現在、さまざまな動物と共に暮らす日本ですが、江戸時代でも多くの動物がペットとして可愛がられていたようです。
なかでも代表的なのは、犬や猫で、武家や町人、長屋の人々にとっても身近な動物でした。
江戸時代初期は、西洋から大型犬が伝わってきていたこともあり、武家が威厳を示すために大型犬をよく飼っていたといわれています。
その後、日本犬が主流となり江戸の町のあちらこちらで、犬が放し飼いになっていました。

ペットとしてかわいがられた狆(ちん)

江戸時代では、狆と呼ばれる犬が武家など上流階級で飼育されていました。
狆は、日本で初めて改良された愛がん犬で、江戸時代では猫のような犬、犬と猫の間の動物などといわれていた歴史を持っています。
「ちいさいいぬ」が省略されていき、「狆(ちん)」になったともいわれています。

性格は温和で物静か。
体臭が少なく、犬は屋外で飼うものと認識されていた江戸時代においても、狆は屋内で飼育されていました。
当初は、大奥、大名家、遊郭などで人気を集めており、その後、上流階級のステータスとして、一般庶民にも広まっていきました。

『狆のくるひ』楊洲周延(豊原周延)
『狆のくるひ』楊洲周延(豊原周延)[出典:メトロポリタン美術館]

伊勢屋、稲荷に、犬の糞

江戸時代は、犬の数自体が多く、当時は放し飼いが当たり前になっていました。
そのため、江戸のあちこちで犬を見かけ、「伊勢屋、稲荷に、犬の糞(いせや、いなりに、いぬのくそ)」といわれるほど、江戸の町には伊勢屋の屋号を持つ店と、お稲荷さんと犬が多かったのです。

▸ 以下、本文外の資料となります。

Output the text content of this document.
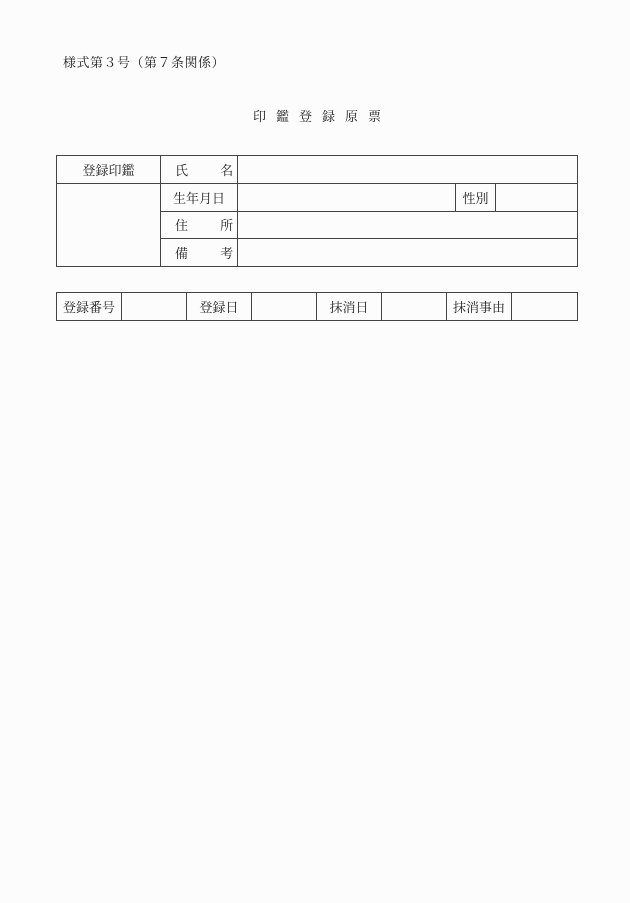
様式第３号（第７条関係）
印鑑登録原票
登録印鑑	氏 名			
	生年月日		性別	
	住 所			
	備 考			
登録番号		登録日		抹消日		抹消事由	
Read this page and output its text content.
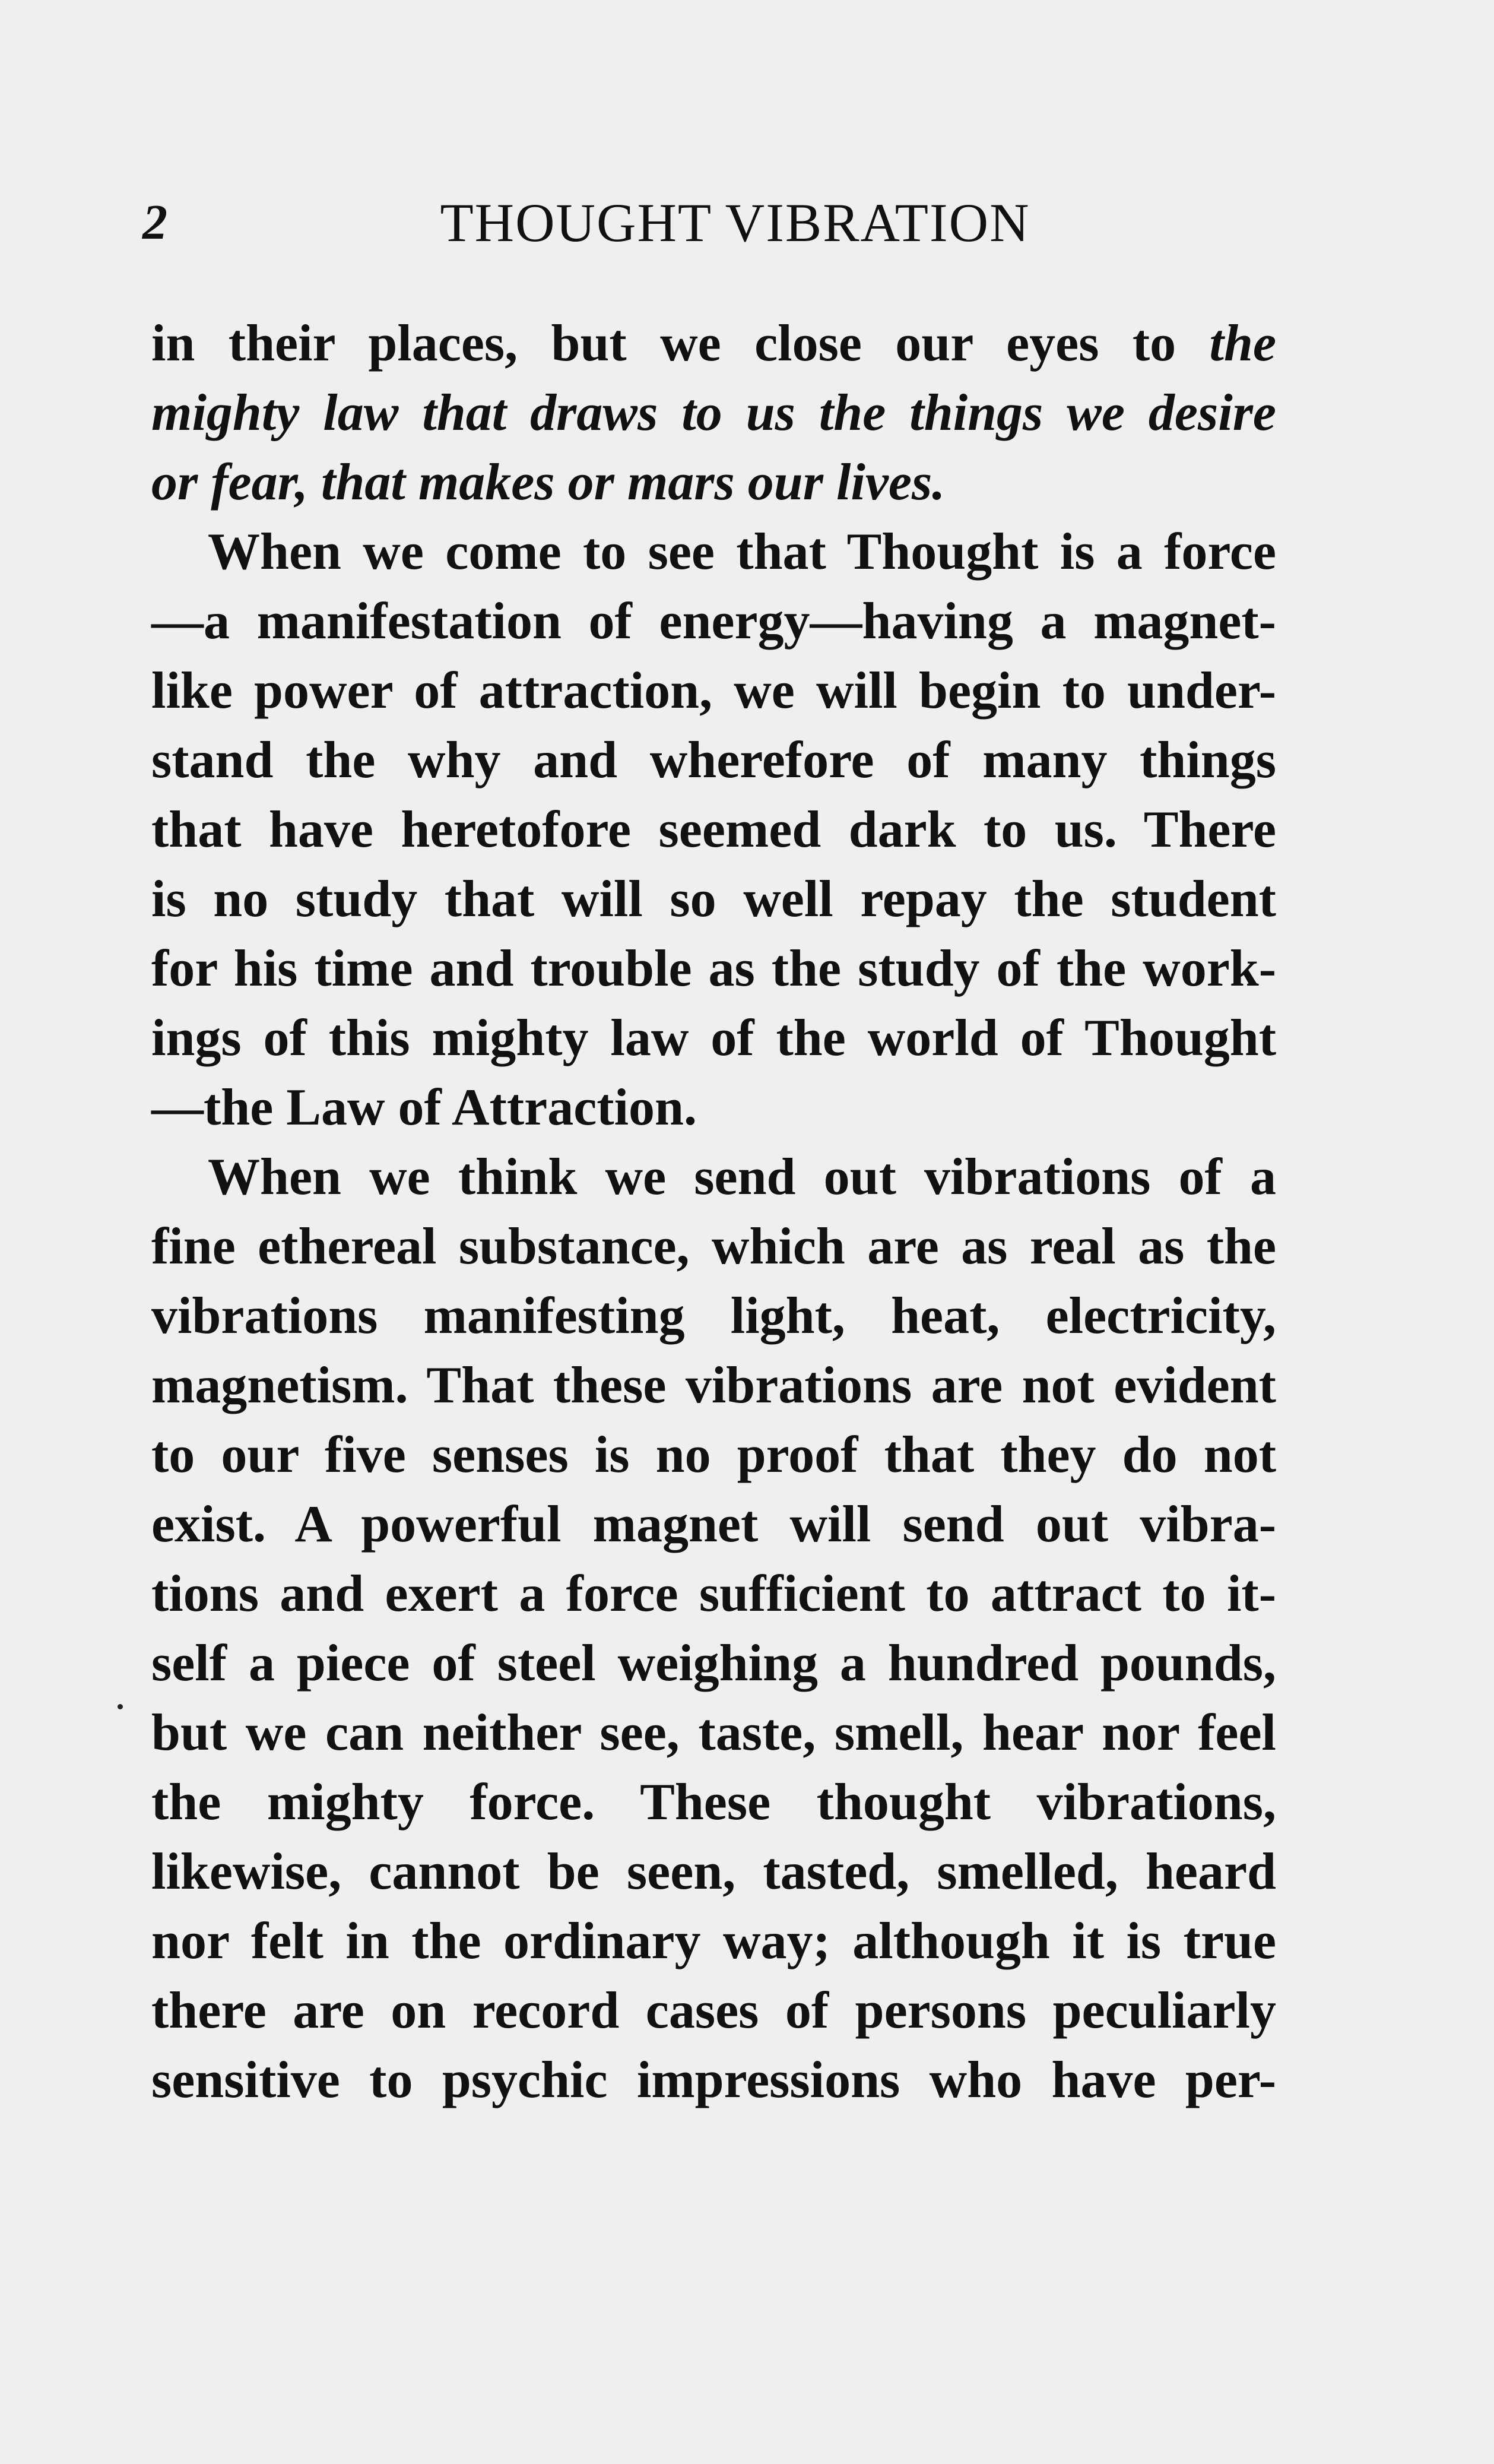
2	THOUGHT VIBRATION
in their places, but we close our eyes to the
mighty law that draws to us the things we desire
or fear, that makes or mars our lives.
When we come to see that Thought is a force
—a manifestation of energy—having a magnet-
like power of attraction, we will begin to under-
stand the why and wherefore of many things
that have heretofore seemed dark to us. There
is no study that will so well repay the student
for his time and trouble as the study of the work-
ings of this mighty law of the world of Thought
—the Law of Attraction.
When we think we send out vibrations of a
fine ethereal substance, which are as real as the
vibrations manifesting light, heat, electricity,
magnetism. That these vibrations are not evident
to our five senses is no proof that they do not
exist. A powerful magnet will send out vibra-
tions and exert a force sufficient to attract to it-
self a piece of steel weighing a hundred pounds,
but we can neither see, taste, smell, hear nor feel
the mighty force. These thought vibrations,
likewise, cannot be seen, tasted, smelled, heard
nor felt in the ordinary way; although it is true
there are on record cases of persons peculiarly
sensitive to psychic impressions who have per-
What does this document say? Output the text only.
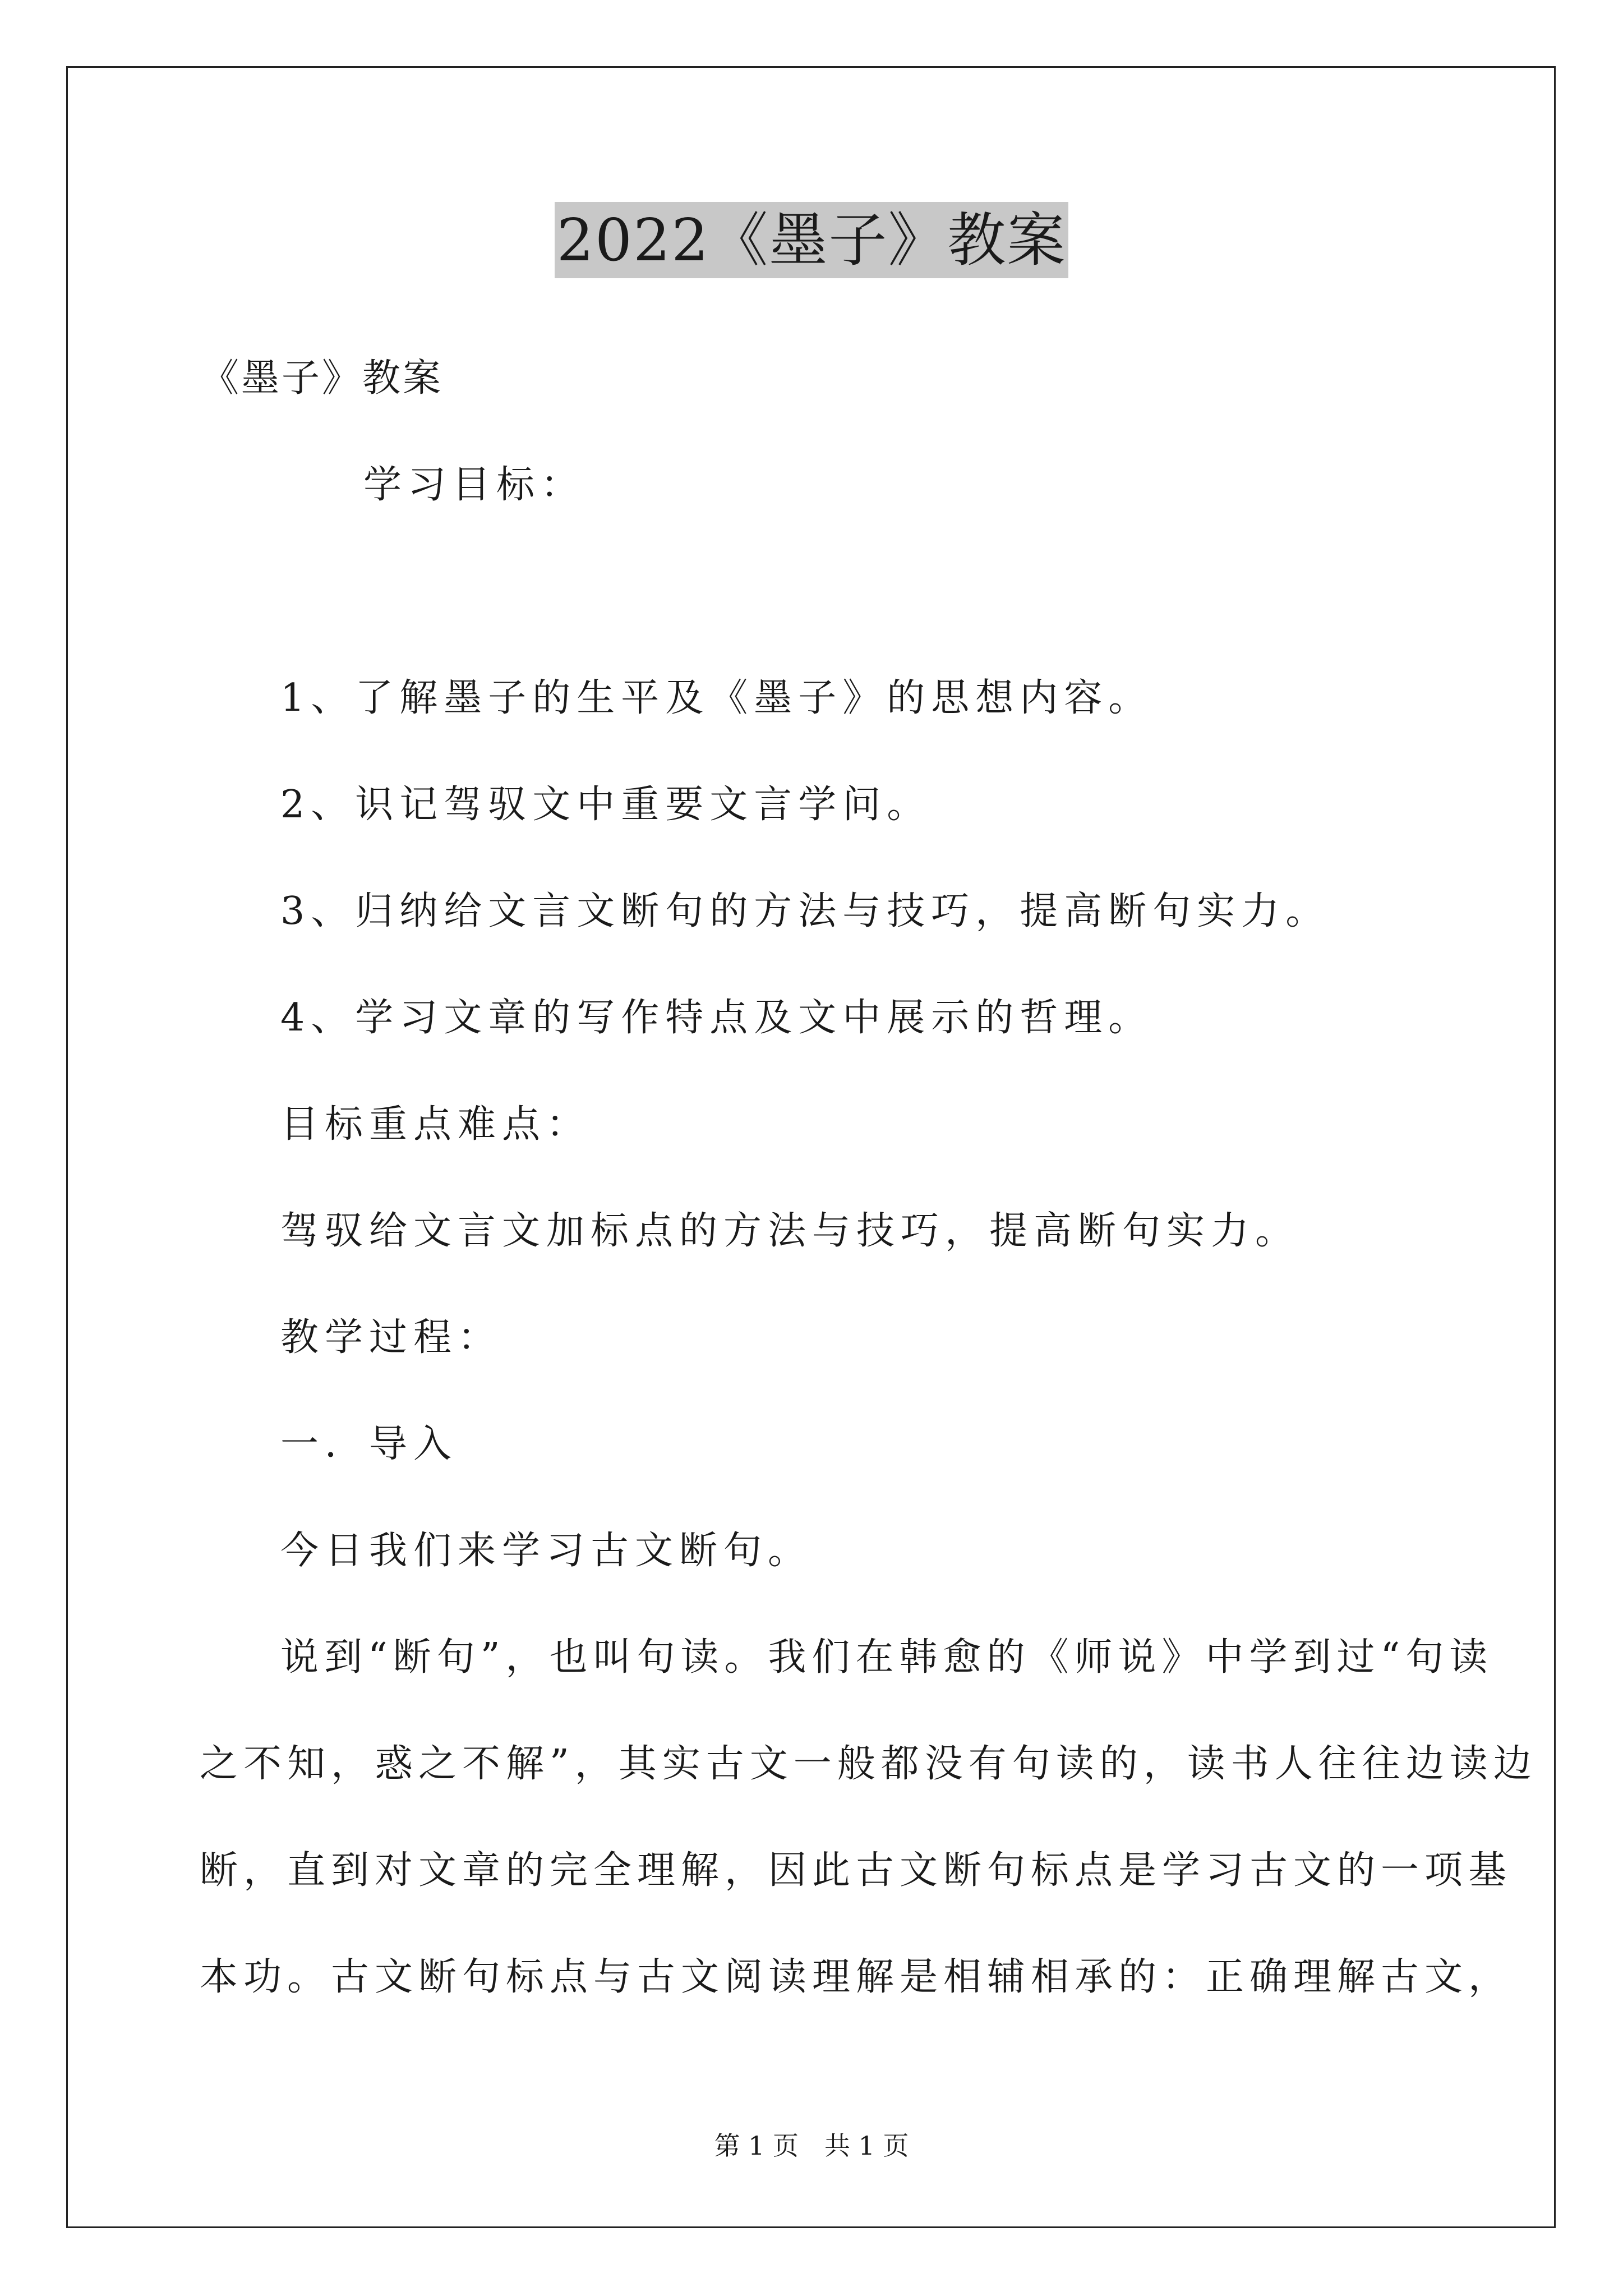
2022《墨子》教案
《墨子》教案
学习目标：
1、了解墨子的生平及《墨子》的思想内容。
2、识记驾驭文中重要文言学问。
3、归纳给文言文断句的方法与技巧，提高断句实力。
4、学习文章的写作特点及文中展示的哲理。
目标重点难点：
驾驭给文言文加标点的方法与技巧，提高断句实力。
教学过程：
一．导入
今日我们来学习古文断句。
说到“断句”，也叫句读。我们在韩愈的《师说》中学到过“句读
之不知，惑之不解”，其实古文一般都没有句读的，读书人往往边读边
断，直到对文章的完全理解，因此古文断句标点是学习古文的一项基
本功。古文断句标点与古文阅读理解是相辅相承的：正确理解古文，
第 1 页　共 1 页
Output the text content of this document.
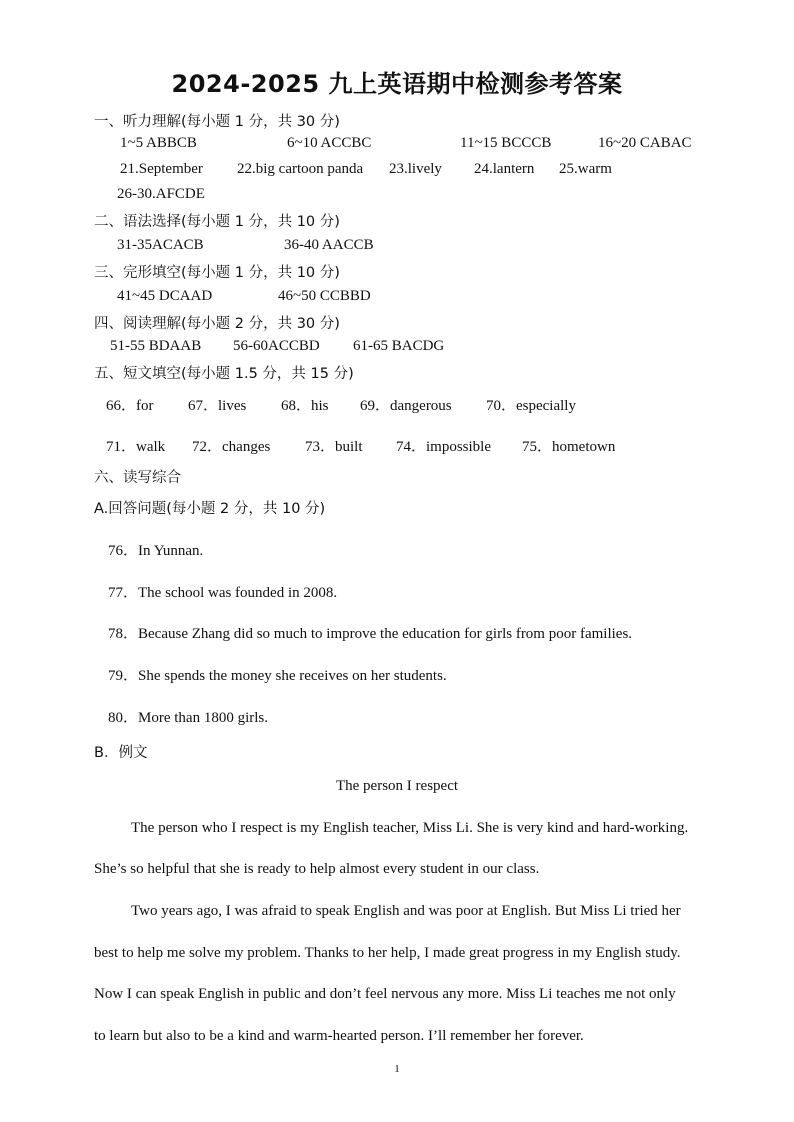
2024-2025 九上英语期中检测参考答案
一、听力理解(每小题 1 分，共 30 分)
1~5 ABBCB	6~10 ACCBC	11~15 BCCCB	16~20 CABAC
21.September 22.big cartoon panda 23.lively 24.lantern 25.warm
26-30.AFCDE
二、语法选择(每小题 1 分，共 10 分)
31-35ACACB	36-40 AACCB
三、完形填空(每小题 1 分，共 10 分)
41~45 DCAAD	46~50 CCBBD
四、阅读理解(每小题 2 分，共 30 分)
51-55 BDAAB 56-60ACCBD 61-65 BACDG
五、短文填空(每小题 1.5 分，共 15 分)
66．for 67．lives 68．his 69．dangerous 70．especially
71．walk 72．changes 73．built 74．impossible 75．hometown
六、读写综合
A.回答问题(每小题 2 分，共 10 分)
76．In Yunnan.
77．The school was founded in 2008.
78．Because Zhang did so much to improve the education for girls from poor families.
79．She spends the money she receives on her students.
80．More than 1800 girls.
B．例文
The person I respect
The person who I respect is my English teacher, Miss Li. She is very kind and hard-working.
She’s so helpful that she is ready to help almost every student in our class.
Two years ago, I was afraid to speak English and was poor at English. But Miss Li tried her
best to help me solve my problem. Thanks to her help, I made great progress in my English study.
Now I can speak English in public and don’t feel nervous any more. Miss Li teaches me not only
to learn but also to be a kind and warm-hearted person. I’ll remember her forever.
1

長屋のある地域では、住人全体が飼い主の位置づけで、各住人がそれぞれに餌をやったり、遊んだりして飼っていました。
犬は番犬としても役立ちますが、子どものよい遊び相手になっていたともいえます。

お伊勢参りに行った犬たち

江戸時代には、お伊勢参りをする「おかげ犬」が相次いで現れました。
飼い主とともに伊勢に参るのではなく、病気や用事で参詣できない飼い主に代わって、犬が単身伊勢参りを行うものです。
犬が1匹で伊勢まで行き、お参りを行うとはにわかに信じがたい話ですが、飼い主の代わりにお参りを果たした犬の像や記録が各地で残されています。

当時、犬がお伊勢参りをする様子は、歌川広重の描いた『東海道五十三次 四日市 日永村追分参宮道』にも登場していたのです。
鳥居の前に木札や風呂敷を結びつけた犬が描かれており、お参りに来た人々と交流を交わす様子が描かれています。

 

また、福島県須賀川市の十念寺には、シロと呼ばれる犬の像が祀られています。
江戸時代後半、シロは病気で寝込んでお伊勢参りに行けない飼い主に代わり、2か月かけてお伊勢参りを行い、伊勢神宮のお札をもらって飼い主のもとに帰ってきたというお話です。

 

浮世絵にも残された、犬と人間の変わらぬ関係

現代では多くの犬が、人々の生活の中で一緒に暮らしています。
江戸時代でも、犬は人のそばで暮らし、時には主人の代わりに旅に出るなど、その関係と信頼の深さがわかるエピソードも多いことがわかります。
古くから愛され続けた犬がモチーフになっている浮世絵作品も多く残されているため、当時の人々と犬の暮らしが垣間見える作品の観賞を楽しんでみてはいかがでしょうか。